8vo; 9 pp.; original wrappers removed, disbound, else fine.
First of three editions of the report of the first woman's rights convention in the United States and in the world. There are also a 12-page edition (the second) and a larger edition (the third) with Stanton's 9-page address and the proceedings of the Rochester, August 2, 1848 meeting appended. Lucretia Mott and Elizabeth Cady Stanton were the moving spirits of the occasion, which was "to discuss the Social, Civil and Religious Condition of Woman." This account contains the Resolutions, the Declaration of Sentiments (modeled after the Declaration of Independence), names of signers of the Declaration, further resolutions and the like. Women signers of the Declaration include Mott, Stanton, Jane C. Hunt, Mary Ann McClintock, Martha Coffin Wright, Amy Post, Charlotte Woodward (the only signer who lived to see women get the vote) and numerous others. Among the thirty-two male signers men signers are James Mott and Thomas McClintock (whom the women had asked to be chairmen), William and Thomas Dell, and Frederick Douglass.
The story of the first women's rights convention, held in 1848 at Seneca Falls, New York, has taken on legendary dimensions. According to the standard accounts, a chance visit by Lucretia Mott to upstate New York provided the opportunity for her and Elizabeth Cady Stanton to put into effect the resolve they had taken earlier to someday hold a women's rights convention.
On the appointed day, July 19, 1848, a large crowd appeared (almost miraculously for it was early harvest season) and entered into extended discussion. On the second day, July 20, the Declaration of Sentiments was adopted unanimously. Mrs. Stanton, throwing caution to the wind and ignoring Mrs. Mott's objections - decided to press for a resolution demanding the vote for women. With the support of Frederick Douglass, former slave and formidable Abolitionist, she secured endorsement of the resolution by a narrow margin. A hundred brave souls, about a third of those present, signed the declaration and the convention ended.
The Declaration of Sentiments "condemns women's disfranchisement, their lack of a voice in the laws they must obey, restrictions on their education and employment opportunities, their subordination by the church, the use of a double moral standard, and the theft of married women's full property rights.
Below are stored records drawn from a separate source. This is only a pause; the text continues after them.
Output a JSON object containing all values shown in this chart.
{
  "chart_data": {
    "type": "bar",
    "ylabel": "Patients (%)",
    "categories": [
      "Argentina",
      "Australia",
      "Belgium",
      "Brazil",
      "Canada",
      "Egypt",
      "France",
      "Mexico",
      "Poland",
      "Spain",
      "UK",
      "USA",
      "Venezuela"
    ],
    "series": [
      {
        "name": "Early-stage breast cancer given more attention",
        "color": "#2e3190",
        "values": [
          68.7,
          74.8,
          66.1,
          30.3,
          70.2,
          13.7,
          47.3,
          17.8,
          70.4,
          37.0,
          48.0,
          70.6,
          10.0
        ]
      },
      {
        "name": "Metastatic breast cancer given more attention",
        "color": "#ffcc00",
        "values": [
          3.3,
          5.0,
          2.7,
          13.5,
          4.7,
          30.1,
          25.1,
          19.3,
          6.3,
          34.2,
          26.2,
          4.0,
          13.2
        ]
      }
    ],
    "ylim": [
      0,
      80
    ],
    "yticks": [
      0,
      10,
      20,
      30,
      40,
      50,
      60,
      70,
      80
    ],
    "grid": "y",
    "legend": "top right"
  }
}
The group then passes a series of general resolutions calling for women's equal rights, the final resolution being "equal participation with men in the various trades, professions, and commerce." Only one is controversial - a proposal to secure the vote for women - but it narrowly passes after strong argument by Stanton and Frederick Douglass. Douglass (whose speech is mentioned but not recorded here) had started the abolitionist newspaper the North Star in 1847 and lent his printer, John Dick, and North Star Office imprint to this rare pamphlet.